Thursday, December 11, 2008

Cashman still wheeling and dealing in Vegas

Cashman may not have received a mandate from the Steinbrenners to win this year, but he sure is acting like he has to win now.

After handing out the largest contract ever to a starting pitcher, he is supposedly deep into talks with A.J. Burnett and it looks like the Yanks are in prime position to steal him from the grasp of the Braves. The rumored deal is for five years and somewhere between $80 and $90 million. Now obviously this money is pretty absurd for a guy who has only been sporadically healthy through his career and only shows up against certain teams or when he his playing for his next contract. But the one thing I like about Burnett is that he shows up against both the Yanks and the Sox. If all he does is kill the Sox the $16+ million a year would have some value if only to see how mad Red Sox Nation gets when Burnett is 14-11 with a 4.50 ERA and still schooling them when he can't beat the Royals.

The other deal that Cashman has just about completed is the one to send Melky Cabrera to the Brewers for Mike Cameron. Much like getting Nick Swisher for Wilson Betemit, this a steal of a deal. Melky has potential but I get the feeling he won't reach it or it will be a very long time before he does. Plus the Brewers may eat some of Cameron's contract. Cameron may not be long for the Yanks, he is likely to be just a place holder until they feel that Austin Jackson is ready, so he doesn't cost the Yanks a lot but he upgrades the lineup and the defense in the outfield.

So far the Yanks have spent a lot of money, even by their standards. But on paper they are a much better team and that's all Cashman can do is put the best team on paper and then hope they perform on the field. What I like about all these deals is that he hasn't given up any of the Yankees future. He has held all of the major young pieces that he wants to keep and traded away others that were expendable.
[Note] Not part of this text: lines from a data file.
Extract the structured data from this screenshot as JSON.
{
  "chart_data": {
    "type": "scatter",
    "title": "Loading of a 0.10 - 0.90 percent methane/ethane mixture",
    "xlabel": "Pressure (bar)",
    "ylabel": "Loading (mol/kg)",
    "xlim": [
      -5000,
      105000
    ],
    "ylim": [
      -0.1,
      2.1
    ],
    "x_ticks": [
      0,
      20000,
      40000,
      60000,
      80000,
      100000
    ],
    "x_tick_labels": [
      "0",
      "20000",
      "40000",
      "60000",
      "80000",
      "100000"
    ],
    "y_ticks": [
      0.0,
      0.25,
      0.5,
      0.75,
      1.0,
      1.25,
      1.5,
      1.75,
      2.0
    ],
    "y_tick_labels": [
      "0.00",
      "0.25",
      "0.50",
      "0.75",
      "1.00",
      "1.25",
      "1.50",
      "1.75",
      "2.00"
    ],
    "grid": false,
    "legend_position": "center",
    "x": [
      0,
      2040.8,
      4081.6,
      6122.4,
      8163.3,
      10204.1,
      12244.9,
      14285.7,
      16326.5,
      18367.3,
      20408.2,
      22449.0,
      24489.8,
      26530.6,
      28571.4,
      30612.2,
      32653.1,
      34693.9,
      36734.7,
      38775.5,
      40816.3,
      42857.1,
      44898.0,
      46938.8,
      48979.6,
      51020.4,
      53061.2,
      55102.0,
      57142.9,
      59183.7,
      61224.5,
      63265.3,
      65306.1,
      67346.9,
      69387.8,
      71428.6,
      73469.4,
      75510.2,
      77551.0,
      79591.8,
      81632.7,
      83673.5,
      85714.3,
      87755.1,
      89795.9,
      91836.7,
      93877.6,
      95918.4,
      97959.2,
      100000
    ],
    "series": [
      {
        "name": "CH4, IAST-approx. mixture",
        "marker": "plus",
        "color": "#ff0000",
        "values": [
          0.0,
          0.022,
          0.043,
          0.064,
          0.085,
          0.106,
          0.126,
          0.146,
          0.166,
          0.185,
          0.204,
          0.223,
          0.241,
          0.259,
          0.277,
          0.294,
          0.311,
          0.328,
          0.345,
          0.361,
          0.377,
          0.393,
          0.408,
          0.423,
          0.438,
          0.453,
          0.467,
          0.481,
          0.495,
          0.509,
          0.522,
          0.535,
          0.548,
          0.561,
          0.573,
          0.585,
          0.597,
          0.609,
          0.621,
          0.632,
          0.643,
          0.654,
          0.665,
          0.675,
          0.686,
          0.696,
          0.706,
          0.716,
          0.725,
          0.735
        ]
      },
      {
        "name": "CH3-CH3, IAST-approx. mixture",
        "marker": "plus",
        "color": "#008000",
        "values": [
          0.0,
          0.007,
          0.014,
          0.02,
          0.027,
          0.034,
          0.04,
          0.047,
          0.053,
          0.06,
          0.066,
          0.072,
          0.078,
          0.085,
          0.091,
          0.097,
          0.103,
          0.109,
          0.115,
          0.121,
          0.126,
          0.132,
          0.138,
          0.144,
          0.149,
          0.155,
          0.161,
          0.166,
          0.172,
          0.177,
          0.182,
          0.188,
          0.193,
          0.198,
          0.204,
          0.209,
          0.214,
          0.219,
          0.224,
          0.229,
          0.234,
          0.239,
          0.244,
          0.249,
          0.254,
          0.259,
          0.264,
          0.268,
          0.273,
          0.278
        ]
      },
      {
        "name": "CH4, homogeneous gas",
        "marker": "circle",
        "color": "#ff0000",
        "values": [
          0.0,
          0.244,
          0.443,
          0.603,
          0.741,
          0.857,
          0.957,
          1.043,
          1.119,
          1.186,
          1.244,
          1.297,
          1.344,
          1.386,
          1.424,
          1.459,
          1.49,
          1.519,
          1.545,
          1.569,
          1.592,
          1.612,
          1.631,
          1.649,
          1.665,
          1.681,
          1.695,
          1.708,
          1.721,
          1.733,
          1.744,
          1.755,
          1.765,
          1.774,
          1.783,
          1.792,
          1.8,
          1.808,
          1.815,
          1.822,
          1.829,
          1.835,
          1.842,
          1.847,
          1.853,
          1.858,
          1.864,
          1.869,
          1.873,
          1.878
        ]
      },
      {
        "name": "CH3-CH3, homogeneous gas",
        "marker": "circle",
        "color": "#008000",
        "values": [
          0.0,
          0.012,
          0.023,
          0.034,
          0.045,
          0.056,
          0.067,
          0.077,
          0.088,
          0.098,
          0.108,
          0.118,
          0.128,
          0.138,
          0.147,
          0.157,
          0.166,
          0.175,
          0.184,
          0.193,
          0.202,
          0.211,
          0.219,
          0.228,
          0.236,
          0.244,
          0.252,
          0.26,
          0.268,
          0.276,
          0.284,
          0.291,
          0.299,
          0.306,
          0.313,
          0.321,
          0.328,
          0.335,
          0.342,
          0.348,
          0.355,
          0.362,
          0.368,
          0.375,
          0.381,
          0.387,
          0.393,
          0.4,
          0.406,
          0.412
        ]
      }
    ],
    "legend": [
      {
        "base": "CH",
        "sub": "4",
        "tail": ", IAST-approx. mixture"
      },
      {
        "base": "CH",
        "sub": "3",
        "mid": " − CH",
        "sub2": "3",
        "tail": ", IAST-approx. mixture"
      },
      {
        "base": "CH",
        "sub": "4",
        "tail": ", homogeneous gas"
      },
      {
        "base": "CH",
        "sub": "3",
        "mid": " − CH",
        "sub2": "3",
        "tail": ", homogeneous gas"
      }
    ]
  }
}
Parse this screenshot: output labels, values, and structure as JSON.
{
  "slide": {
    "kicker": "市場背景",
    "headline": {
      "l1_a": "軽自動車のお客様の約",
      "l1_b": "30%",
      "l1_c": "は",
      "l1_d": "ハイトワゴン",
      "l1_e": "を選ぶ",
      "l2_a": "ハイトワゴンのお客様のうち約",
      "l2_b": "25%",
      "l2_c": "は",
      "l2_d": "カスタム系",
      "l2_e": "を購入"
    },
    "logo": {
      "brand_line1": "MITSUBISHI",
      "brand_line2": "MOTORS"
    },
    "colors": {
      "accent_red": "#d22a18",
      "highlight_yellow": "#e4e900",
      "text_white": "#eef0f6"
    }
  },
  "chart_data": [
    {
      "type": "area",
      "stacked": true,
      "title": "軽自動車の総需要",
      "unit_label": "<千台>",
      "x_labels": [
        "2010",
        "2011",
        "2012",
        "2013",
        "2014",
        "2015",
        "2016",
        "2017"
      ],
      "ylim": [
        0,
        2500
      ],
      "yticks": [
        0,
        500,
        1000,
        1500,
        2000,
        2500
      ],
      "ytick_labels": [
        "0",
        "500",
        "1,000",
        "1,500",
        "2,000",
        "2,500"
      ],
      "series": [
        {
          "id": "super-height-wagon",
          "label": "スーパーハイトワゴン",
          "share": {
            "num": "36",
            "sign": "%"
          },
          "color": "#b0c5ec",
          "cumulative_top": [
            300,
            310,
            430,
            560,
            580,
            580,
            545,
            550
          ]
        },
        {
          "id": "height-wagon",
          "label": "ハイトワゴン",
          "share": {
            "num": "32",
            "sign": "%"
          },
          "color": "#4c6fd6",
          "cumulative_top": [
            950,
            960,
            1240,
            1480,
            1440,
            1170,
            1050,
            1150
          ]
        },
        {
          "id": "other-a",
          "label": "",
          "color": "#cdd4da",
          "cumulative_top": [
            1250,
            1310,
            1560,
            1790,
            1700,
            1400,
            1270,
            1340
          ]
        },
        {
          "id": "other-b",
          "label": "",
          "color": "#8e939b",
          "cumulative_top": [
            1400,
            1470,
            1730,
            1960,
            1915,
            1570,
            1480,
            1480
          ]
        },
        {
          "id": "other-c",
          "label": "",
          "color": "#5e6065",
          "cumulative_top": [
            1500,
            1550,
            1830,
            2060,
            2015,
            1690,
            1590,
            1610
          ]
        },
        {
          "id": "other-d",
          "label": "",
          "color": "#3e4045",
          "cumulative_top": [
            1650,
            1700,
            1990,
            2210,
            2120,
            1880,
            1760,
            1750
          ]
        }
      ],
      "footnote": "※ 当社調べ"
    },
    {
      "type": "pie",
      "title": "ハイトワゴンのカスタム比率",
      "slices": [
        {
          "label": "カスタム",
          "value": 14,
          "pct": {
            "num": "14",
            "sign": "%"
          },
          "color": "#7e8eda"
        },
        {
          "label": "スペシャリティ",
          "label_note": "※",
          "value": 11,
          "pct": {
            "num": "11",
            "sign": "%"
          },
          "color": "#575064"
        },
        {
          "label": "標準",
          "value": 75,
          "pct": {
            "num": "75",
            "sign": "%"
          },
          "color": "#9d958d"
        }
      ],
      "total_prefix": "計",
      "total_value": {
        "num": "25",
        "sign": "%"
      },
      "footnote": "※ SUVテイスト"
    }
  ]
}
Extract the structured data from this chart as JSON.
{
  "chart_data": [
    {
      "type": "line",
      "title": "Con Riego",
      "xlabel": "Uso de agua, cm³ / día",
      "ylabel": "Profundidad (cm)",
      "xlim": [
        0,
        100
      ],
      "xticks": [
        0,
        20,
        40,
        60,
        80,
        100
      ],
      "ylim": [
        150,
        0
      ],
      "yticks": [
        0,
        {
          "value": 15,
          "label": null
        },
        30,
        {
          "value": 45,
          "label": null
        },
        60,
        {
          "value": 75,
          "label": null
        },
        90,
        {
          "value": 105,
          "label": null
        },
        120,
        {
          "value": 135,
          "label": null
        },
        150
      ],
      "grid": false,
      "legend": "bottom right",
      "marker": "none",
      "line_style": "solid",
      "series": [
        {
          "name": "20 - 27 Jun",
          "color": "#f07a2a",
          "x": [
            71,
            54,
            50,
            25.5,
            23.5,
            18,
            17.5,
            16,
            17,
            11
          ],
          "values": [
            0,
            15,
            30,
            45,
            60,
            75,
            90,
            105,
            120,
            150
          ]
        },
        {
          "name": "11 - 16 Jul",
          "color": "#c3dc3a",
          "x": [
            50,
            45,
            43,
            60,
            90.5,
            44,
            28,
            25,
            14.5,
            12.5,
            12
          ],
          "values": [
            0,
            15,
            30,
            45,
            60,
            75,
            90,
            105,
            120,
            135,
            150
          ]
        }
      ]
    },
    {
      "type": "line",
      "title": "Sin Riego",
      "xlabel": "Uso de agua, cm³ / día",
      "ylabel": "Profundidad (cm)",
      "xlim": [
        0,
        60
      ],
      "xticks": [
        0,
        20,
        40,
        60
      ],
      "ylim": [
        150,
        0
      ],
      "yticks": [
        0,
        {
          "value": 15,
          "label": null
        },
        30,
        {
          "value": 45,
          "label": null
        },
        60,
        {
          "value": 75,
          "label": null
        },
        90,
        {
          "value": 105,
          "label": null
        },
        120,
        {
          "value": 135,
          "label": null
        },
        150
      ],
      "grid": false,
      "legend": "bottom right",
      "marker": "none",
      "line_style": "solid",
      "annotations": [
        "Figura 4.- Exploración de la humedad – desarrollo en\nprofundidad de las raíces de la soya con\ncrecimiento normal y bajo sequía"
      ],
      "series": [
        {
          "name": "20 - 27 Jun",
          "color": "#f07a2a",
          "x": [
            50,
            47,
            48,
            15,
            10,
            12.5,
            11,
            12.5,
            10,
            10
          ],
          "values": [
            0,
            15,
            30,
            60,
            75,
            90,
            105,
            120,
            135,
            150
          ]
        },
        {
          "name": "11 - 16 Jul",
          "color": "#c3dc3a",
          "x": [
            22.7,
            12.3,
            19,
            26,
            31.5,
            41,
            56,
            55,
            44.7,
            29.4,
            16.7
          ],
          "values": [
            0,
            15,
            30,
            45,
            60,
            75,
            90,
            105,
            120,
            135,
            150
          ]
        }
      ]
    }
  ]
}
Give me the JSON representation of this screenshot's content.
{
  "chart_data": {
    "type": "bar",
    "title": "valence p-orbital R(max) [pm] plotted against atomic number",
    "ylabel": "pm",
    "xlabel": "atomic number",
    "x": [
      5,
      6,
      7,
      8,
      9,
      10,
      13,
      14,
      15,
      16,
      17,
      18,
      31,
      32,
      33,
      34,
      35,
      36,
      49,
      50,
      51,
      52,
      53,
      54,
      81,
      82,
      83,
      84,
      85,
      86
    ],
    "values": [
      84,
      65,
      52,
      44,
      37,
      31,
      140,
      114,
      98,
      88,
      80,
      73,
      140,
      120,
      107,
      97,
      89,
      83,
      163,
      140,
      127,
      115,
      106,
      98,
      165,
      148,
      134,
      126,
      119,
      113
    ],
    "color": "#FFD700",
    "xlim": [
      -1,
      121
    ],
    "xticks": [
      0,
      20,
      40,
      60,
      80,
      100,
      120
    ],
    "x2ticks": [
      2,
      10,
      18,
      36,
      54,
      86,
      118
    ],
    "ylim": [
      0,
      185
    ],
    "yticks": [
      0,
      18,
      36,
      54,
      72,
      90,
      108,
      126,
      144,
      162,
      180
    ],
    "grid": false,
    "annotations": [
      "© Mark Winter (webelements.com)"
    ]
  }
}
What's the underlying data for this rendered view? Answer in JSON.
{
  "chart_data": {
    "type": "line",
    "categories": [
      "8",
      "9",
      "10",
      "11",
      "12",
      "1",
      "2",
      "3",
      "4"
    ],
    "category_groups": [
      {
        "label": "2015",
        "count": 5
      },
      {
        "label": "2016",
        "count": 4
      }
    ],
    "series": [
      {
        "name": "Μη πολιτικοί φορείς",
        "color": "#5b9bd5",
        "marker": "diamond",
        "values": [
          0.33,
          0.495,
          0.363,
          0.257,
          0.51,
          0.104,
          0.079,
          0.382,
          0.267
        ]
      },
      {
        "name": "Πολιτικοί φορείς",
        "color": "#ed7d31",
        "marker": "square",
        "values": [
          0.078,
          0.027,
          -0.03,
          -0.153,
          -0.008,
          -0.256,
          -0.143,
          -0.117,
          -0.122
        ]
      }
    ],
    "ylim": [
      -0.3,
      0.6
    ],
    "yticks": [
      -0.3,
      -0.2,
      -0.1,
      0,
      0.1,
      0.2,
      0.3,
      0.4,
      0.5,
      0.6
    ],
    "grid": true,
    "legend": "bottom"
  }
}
I can't argue with what Cashman has done. I probably would have made all the same moves too. Ironically the Yanks payroll will probably still fall this off-season and next year it will drop a little further.That's a feat in itself.

5 comments:

Joe said...

The problem with the yankees spending all this money is that they are still asking for about $350 million in tax-exempt bonds from the city for the new stadium. This is happening while Bloomberg is cutting their annual budget 5% in 2009 and 10% in 2010 to close the gap. If you what to spend money on players fine, then ponying up the money for your own stadium too. Those $20 beers sure better taste good next year.

Peter said...

I'm not saying that it's ok for the Yanks to be asking for all this extra money from the city, but people forget that the Yanks are still putting up a majority of the money for the Stadium. These are approximations, but the project is costing about $1.5 billion and the Yanks are still putting up about $1.1 of that. So it's not like their dumping the whole bill on the city. They're still doing a whole lot more than almost any other team would.

Peter said...

Oh and by the way. The Mets absolute theives for what they did to the Mariners and the Indians. The Mets got 1 spectacular player and 2 solid regulars from the Mariners and they gave up one decent reliever, a back up and assorted crap. If the Mets were worried about their bullpen; no more. That is a ridiculous 1-2 punch at the end of the game.

Joe said...

So the mets threw 1465 innings last year. If Santana gives you 200 and each of their two guys give them 70 (that's generous) who is going to throw the remaining 1125?

just asking?

Peter said...

Well they have a lot of work to do on the rotation. They have John Maine and Mike Pelfrey right now and it looks like Oliver Perez will come crawling back to them. Yea its not awful but its definitely not great. All I'm saying is that if that lineup beats the crap out of you, you wont be able to come back on the weak ass bullpen they had last year.